Das bringt mich jetzt in eine doofe Situation, weil ich das Felt gar nicht kenne. Aber ich könnte Dir dazu raten, weil ich aus dem Rennrad-Bereich Leute kenne, die Felt fahren und lieben.

Deine Wahl hat ein wenig was von Mercedes vs. BMW: beide Räder sind bestimmt ihr Geld absolut Wert und jede Empfehlung läuft auf eine sehr subjektive Betrachtung heraus.

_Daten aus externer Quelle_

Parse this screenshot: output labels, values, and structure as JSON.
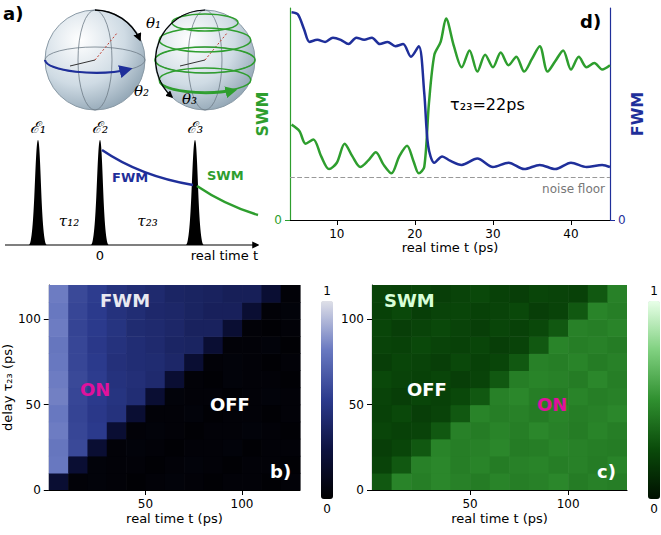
{
  "diagram": {
    "panel": "a)",
    "spheres": [
      [
        "θ₁",
        "θ₂"
      ],
      [
        "θ₃"
      ]
    ],
    "pulses": [
      "ℰ₁",
      "ℰ₂",
      "ℰ₃"
    ],
    "delays": [
      "τ₁₂",
      "τ₂₃"
    ],
    "origin": "0",
    "signals": [
      {
        "name": "FWM",
        "color": "#1f2f9a"
      },
      {
        "name": "SWM",
        "color": "#2e9e2e"
      }
    ],
    "axis_label": "real time t"
  },
  "chart_data": [
    {
      "type": "heatmap",
      "panel": "b)",
      "annotations": {
        "signal": "FWM",
        "left_state": {
          "text": "ON",
          "active": true
        },
        "right_state": {
          "text": "OFF",
          "active": false
        }
      },
      "x_label": "real time t (ps)",
      "y_label": "delay τ₂₃ (ps)",
      "xlim": [
        0,
        130
      ],
      "xticks": [
        50,
        100
      ],
      "ylim": [
        0,
        120
      ],
      "yticks": [
        0,
        50,
        100
      ],
      "x": [
        5,
        15,
        25,
        35,
        45,
        55,
        65,
        75,
        85,
        95,
        105,
        115,
        125
      ],
      "y": [
        5,
        15,
        25,
        35,
        45,
        55,
        65,
        75,
        85,
        95,
        105,
        115
      ],
      "z": [
        [
          0.2,
          0.03,
          0.04,
          0.03,
          0.02,
          0.03,
          0.04,
          0.03,
          0.02,
          0.03,
          0.03,
          0.02,
          0.03
        ],
        [
          0.75,
          0.2,
          0.04,
          0.03,
          0.03,
          0.02,
          0.03,
          0.04,
          0.03,
          0.02,
          0.03,
          0.03,
          0.02
        ],
        [
          0.74,
          0.56,
          0.2,
          0.03,
          0.04,
          0.03,
          0.02,
          0.03,
          0.03,
          0.04,
          0.02,
          0.03,
          0.03
        ],
        [
          0.76,
          0.55,
          0.5,
          0.2,
          0.03,
          0.04,
          0.03,
          0.02,
          0.03,
          0.03,
          0.04,
          0.03,
          0.02
        ],
        [
          0.75,
          0.54,
          0.49,
          0.45,
          0.2,
          0.03,
          0.03,
          0.04,
          0.02,
          0.03,
          0.03,
          0.02,
          0.03
        ],
        [
          0.77,
          0.55,
          0.5,
          0.46,
          0.42,
          0.2,
          0.04,
          0.03,
          0.03,
          0.02,
          0.03,
          0.04,
          0.03
        ],
        [
          0.76,
          0.56,
          0.51,
          0.45,
          0.43,
          0.4,
          0.2,
          0.03,
          0.02,
          0.04,
          0.03,
          0.03,
          0.02
        ],
        [
          0.75,
          0.55,
          0.5,
          0.44,
          0.42,
          0.41,
          0.38,
          0.2,
          0.03,
          0.04,
          0.03,
          0.02,
          0.03
        ],
        [
          0.74,
          0.55,
          0.49,
          0.45,
          0.42,
          0.4,
          0.37,
          0.36,
          0.2,
          0.03,
          0.03,
          0.04,
          0.02
        ],
        [
          0.76,
          0.54,
          0.5,
          0.46,
          0.41,
          0.4,
          0.38,
          0.35,
          0.35,
          0.2,
          0.03,
          0.02,
          0.03
        ],
        [
          0.75,
          0.55,
          0.5,
          0.45,
          0.42,
          0.39,
          0.38,
          0.36,
          0.34,
          0.34,
          0.2,
          0.03,
          0.04
        ],
        [
          0.76,
          0.56,
          0.51,
          0.45,
          0.42,
          0.4,
          0.37,
          0.36,
          0.35,
          0.33,
          0.33,
          0.2,
          0.03
        ]
      ],
      "colorbar": {
        "range": [
          0,
          1
        ],
        "ticks": [
          0,
          1
        ]
      }
    },
    {
      "type": "heatmap",
      "panel": "c)",
      "annotations": {
        "signal": "SWM",
        "left_state": {
          "text": "OFF",
          "active": false
        },
        "right_state": {
          "text": "ON",
          "active": true
        }
      },
      "x_label": "real time t (ps)",
      "xlim": [
        0,
        130
      ],
      "xticks": [
        50,
        100
      ],
      "ylim": [
        0,
        120
      ],
      "yticks": [
        0,
        50,
        100
      ],
      "x": [
        5,
        15,
        25,
        35,
        45,
        55,
        65,
        75,
        85,
        95,
        105,
        115,
        125
      ],
      "y": [
        5,
        15,
        25,
        35,
        45,
        55,
        65,
        75,
        85,
        95,
        105,
        115
      ],
      "z": [
        [
          0.3,
          0.46,
          0.44,
          0.47,
          0.45,
          0.43,
          0.46,
          0.44,
          0.45,
          0.47,
          0.43,
          0.45,
          0.44
        ],
        [
          0.22,
          0.3,
          0.45,
          0.47,
          0.44,
          0.46,
          0.43,
          0.45,
          0.46,
          0.44,
          0.45,
          0.43,
          0.46
        ],
        [
          0.2,
          0.23,
          0.3,
          0.46,
          0.44,
          0.45,
          0.47,
          0.43,
          0.44,
          0.46,
          0.45,
          0.44,
          0.43
        ],
        [
          0.23,
          0.21,
          0.22,
          0.3,
          0.45,
          0.43,
          0.46,
          0.44,
          0.47,
          0.45,
          0.43,
          0.46,
          0.44
        ],
        [
          0.21,
          0.24,
          0.2,
          0.22,
          0.3,
          0.46,
          0.44,
          0.45,
          0.43,
          0.46,
          0.44,
          0.45,
          0.47
        ],
        [
          0.22,
          0.2,
          0.23,
          0.21,
          0.24,
          0.3,
          0.45,
          0.47,
          0.44,
          0.43,
          0.46,
          0.44,
          0.45
        ],
        [
          0.24,
          0.22,
          0.21,
          0.23,
          0.2,
          0.22,
          0.3,
          0.44,
          0.46,
          0.45,
          0.43,
          0.47,
          0.44
        ],
        [
          0.2,
          0.23,
          0.22,
          0.2,
          0.24,
          0.21,
          0.23,
          0.3,
          0.45,
          0.44,
          0.46,
          0.43,
          0.45
        ],
        [
          0.22,
          0.21,
          0.24,
          0.22,
          0.21,
          0.23,
          0.2,
          0.22,
          0.3,
          0.46,
          0.44,
          0.45,
          0.43
        ],
        [
          0.23,
          0.2,
          0.22,
          0.24,
          0.22,
          0.2,
          0.23,
          0.21,
          0.24,
          0.3,
          0.45,
          0.44,
          0.46
        ],
        [
          0.21,
          0.24,
          0.2,
          0.22,
          0.23,
          0.21,
          0.22,
          0.24,
          0.2,
          0.22,
          0.3,
          0.46,
          0.44
        ],
        [
          0.22,
          0.21,
          0.23,
          0.2,
          0.22,
          0.24,
          0.21,
          0.2,
          0.23,
          0.22,
          0.21,
          0.3,
          0.45
        ]
      ],
      "colorbar": {
        "range": [
          0,
          1
        ],
        "ticks": [
          0,
          1
        ]
      }
    },
    {
      "type": "line",
      "panel": "d)",
      "x_label": "real time t (ps)",
      "xlim": [
        4,
        45
      ],
      "xticks": [
        10,
        20,
        30,
        40
      ],
      "ylim": [
        0,
        1
      ],
      "yticks": [
        0
      ],
      "y2lim": [
        0,
        1
      ],
      "y2ticks": [
        0
      ],
      "annotations": [
        "τ₂₃=22ps"
      ],
      "noise_floor": {
        "label": "noise floor",
        "value": 0.2
      },
      "series": [
        {
          "name": "SWM",
          "color": "#2e9e2e",
          "x": [
            4.2,
            5.2,
            6,
            7,
            8,
            9,
            10,
            11,
            12,
            13,
            14,
            15,
            16,
            17,
            18,
            19,
            19.8,
            20.5,
            21.2,
            21.8,
            22.5,
            23.3,
            24,
            25,
            26,
            27,
            28,
            29,
            30,
            31,
            32,
            33,
            34,
            35,
            36,
            37,
            38,
            39,
            40,
            41,
            42,
            43,
            44,
            45
          ],
          "values": [
            0.45,
            0.42,
            0.36,
            0.38,
            0.3,
            0.24,
            0.27,
            0.36,
            0.3,
            0.25,
            0.28,
            0.32,
            0.26,
            0.22,
            0.3,
            0.35,
            0.28,
            0.22,
            0.25,
            0.55,
            0.78,
            0.84,
            0.95,
            0.82,
            0.72,
            0.8,
            0.7,
            0.78,
            0.72,
            0.79,
            0.73,
            0.77,
            0.7,
            0.76,
            0.82,
            0.7,
            0.75,
            0.8,
            0.71,
            0.77,
            0.72,
            0.74,
            0.71,
            0.73
          ]
        },
        {
          "name": "FWM",
          "color": "#1f2f9a",
          "axis": "y2",
          "x": [
            4.2,
            5,
            5.8,
            6.5,
            7.5,
            8.5,
            9.5,
            10.5,
            11.5,
            12.5,
            13.5,
            14.5,
            15.5,
            16.5,
            17.5,
            18.5,
            19.5,
            20.5,
            21.2,
            21.7,
            22.5,
            23.5,
            24.5,
            26,
            28,
            30,
            32,
            34,
            36,
            38,
            40,
            42,
            44,
            45
          ],
          "values": [
            0.98,
            0.97,
            0.9,
            0.84,
            0.85,
            0.84,
            0.86,
            0.85,
            0.83,
            0.86,
            0.85,
            0.86,
            0.83,
            0.84,
            0.82,
            0.83,
            0.77,
            0.82,
            0.6,
            0.35,
            0.27,
            0.3,
            0.28,
            0.26,
            0.29,
            0.25,
            0.27,
            0.24,
            0.26,
            0.24,
            0.27,
            0.25,
            0.26,
            0.25
          ]
        }
      ]
    }
  ]
}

Dummerweise kostetn jetzt auch noch beide das Gleiche. Wenn sie sich nicht anders unterscheiden, könnte man ja nur noch über das Modelljahr diskutieren. Aber auch ohne das würde ich Dir zu dem Bergamont raten, wenn ich dürfte. Nix gegen das Felt.


----------



## MTB-News.de




----------



## suave (28. März 2013)

danke dir unkreativ, klar kannst du mir zu bergamont bike raten nur solltest du begründen warum. ich wolltu keinen rat haben wie z.b. " kauf dir bergamont weil ich den auch fahre und ihn toll finde " das ist für mich kein grund  will schon wissen warum man es toll findet oder warum nicht. würde gerne deine erfahrung zu den bike hören. was ist posetiev was negatiev.
mir persönlich gefällt der bergamont auch bisschen mehr, da es sich bisschen wohler anfühlt. deswegen wollte ich paar fakten von euch wissen. "bin für bergamont weil .... oder bin für felt weil...."


----------



## bergamont (28. März 2013)

@suave
Dein Post wäre wohl besser in einem Hersteller-neutralen Bereich des Forums aufgehoben (z.B. der Kaufberatung), denn hier sollen ja zwei Bikes unterschiedlicher Marken verglichen werden und das in Deinem Interesse möglichst ohne unparteiisch. Da Du hier im Herstellerforum von Bergamont gepostet hast, können wir zwar jede Menge zum Thema Contrail sagen, allerdings weniger im Vergleich mit dem genannten Felt.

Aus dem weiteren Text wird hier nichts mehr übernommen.